The purchase of the building and renovation costs will be covered by a 40-year, $12 million loan the city received from the U.S. Department of Agriculture.
Vasilios Lefkaditis, a partner in Shaw Growth, was not available for comment Thursday. However, he had said blight liens on the building affected negotiations of the sale of 65 Main St., and he told the city he wanted relief from the liens as part of a deal.
Shaw also owns the adjacent former Farrel Process Lab on 501 E. Main St. which it wants to turn into apartments and retail space. That building is subject to more than $2 million in blight liens, however, almost all of which were accrued by a former owner.
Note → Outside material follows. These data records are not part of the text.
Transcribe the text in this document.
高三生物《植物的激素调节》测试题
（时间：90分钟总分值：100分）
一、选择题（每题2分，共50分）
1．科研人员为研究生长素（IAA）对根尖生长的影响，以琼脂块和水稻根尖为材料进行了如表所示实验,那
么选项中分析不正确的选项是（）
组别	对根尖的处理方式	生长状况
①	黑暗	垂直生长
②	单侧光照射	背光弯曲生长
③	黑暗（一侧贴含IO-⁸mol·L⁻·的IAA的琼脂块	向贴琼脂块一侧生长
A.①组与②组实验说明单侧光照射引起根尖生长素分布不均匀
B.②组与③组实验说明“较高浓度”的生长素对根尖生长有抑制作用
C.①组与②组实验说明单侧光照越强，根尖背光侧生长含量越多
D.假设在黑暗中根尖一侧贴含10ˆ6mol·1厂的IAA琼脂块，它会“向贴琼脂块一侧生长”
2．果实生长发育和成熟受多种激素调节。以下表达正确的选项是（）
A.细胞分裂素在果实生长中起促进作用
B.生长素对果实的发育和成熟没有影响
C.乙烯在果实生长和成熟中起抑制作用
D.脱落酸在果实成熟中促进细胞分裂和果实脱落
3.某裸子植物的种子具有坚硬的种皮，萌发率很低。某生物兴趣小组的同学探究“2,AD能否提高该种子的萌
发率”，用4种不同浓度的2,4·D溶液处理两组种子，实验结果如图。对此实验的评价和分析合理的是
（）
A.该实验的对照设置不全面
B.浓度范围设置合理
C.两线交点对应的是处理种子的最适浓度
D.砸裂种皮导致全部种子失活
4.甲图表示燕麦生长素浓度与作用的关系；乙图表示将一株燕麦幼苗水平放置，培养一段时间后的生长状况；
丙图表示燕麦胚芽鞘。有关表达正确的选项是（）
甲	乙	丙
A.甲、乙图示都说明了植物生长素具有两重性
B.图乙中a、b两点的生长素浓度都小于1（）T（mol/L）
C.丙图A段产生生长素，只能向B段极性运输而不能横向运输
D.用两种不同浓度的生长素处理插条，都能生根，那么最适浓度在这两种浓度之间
The city plans to convert the 85,000-square-foot building at 65 Main St. into a new police headquarters for the Ansonia Police Department. The department currently continues to operate out of the cramped, 122-year-old former Larkin School on Elm Street, where there is very little parking and even less space to store evidence and detain prisoners.
The city plans to use 28,000 square feet of the top floor for the police department. There’s also been some talk of establishing a regional police, fire and emergency dispatch and training center on the second floor, but that’s something for the future, and if it happened it would require an agreement by all the Valley towns, city officials said.
Aldermen during their meeting this week appointed a building committee for the new police department project. The first meeting has been scheduled for 5 p.m. Oct. 18 at City Hall to unveil the design for the new police station. Named to the committee were: Sheila O’Malley, the city’s economic development director; Police Chief Kevin Hale; retired Seymour Police Chief Michael Metzler; Alderman Martin Dempsey; Public Works Superintendent Michael D’Alessio; Paul Heon; and police Officer Peter Lovermi Jr.